The G7 consolidated the progress on fighting banking secrecy, tax havens and tax avoidance. France recalled her priorities: the adoption of the automatic information exchange as a new European and global standard; fighting tax base erosion, particularly in the digital world; fighting the opacity of legal entities, such as trusts, and fighting for beneficial owners to be identified; fighting money laundering, and the general implementation of transparency obligations, country by country, beyond the banking sector. The joint guidelines are in line with these priorities and the wish to achieve a commensurate level of progress on all these issues, at European and international levels.

Finally, the G7 meeting provided an opportunity for detailed discussion of the progress of financial regulation.
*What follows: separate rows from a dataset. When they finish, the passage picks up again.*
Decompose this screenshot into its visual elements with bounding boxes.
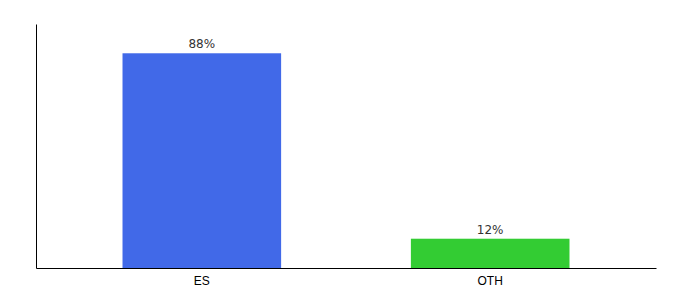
x-tick-label: OTH (478, 274, 503, 288)
bars (123, 53, 570, 268)
data-label: 12% (477, 223, 504, 237)
x-axis-line (37, 268, 657, 269)
x-tick-label: ES (194, 274, 210, 288)
data-label: 88% (188, 37, 215, 51)
x-tick: ES (194, 274, 210, 288)
y-axis (36, 25, 37, 269)
plot: ES OTH 88% 12% (37, 25, 657, 288)
chart: ES OTH 88% 12% (0, 0, 680, 300)
data-labels: 88% 12% (188, 37, 503, 236)
bar (123, 53, 282, 268)
y-axis-line (36, 25, 37, 269)
bar (411, 239, 570, 268)
x-axis: ES OTH (37, 269, 657, 288)
x-tick: OTH (478, 274, 503, 288)
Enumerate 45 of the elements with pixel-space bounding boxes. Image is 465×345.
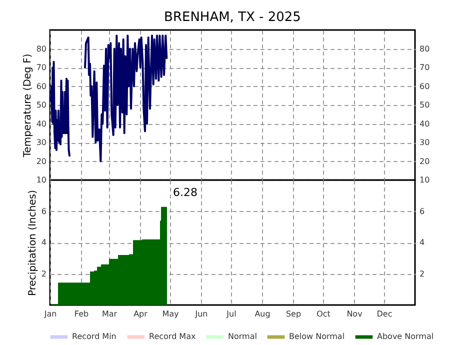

Its members renewed their determination to implement the G20’s agenda and principles. Among other things, they debated the principles to be applied to the resolution of banking crises, in parallel with the discussions under way on the draft European directive, one of the essential components of the banking union project.

The G7 meeting allowed us to talk about issues which are at the heart of the global governance of economic policies. In this way it contributed to preparing the forthcoming European and international meetings: the European Council of 22 May, the G8 summit in Lough Erne on 17 and 18 June under Britain’s presidency, the European Council of 27 and 28 June and the G20 summit in St Petersburg on 5 and 6 September under Russia’s presidency. It was an important sounding board for the positions France promoted with conviction. (...)./.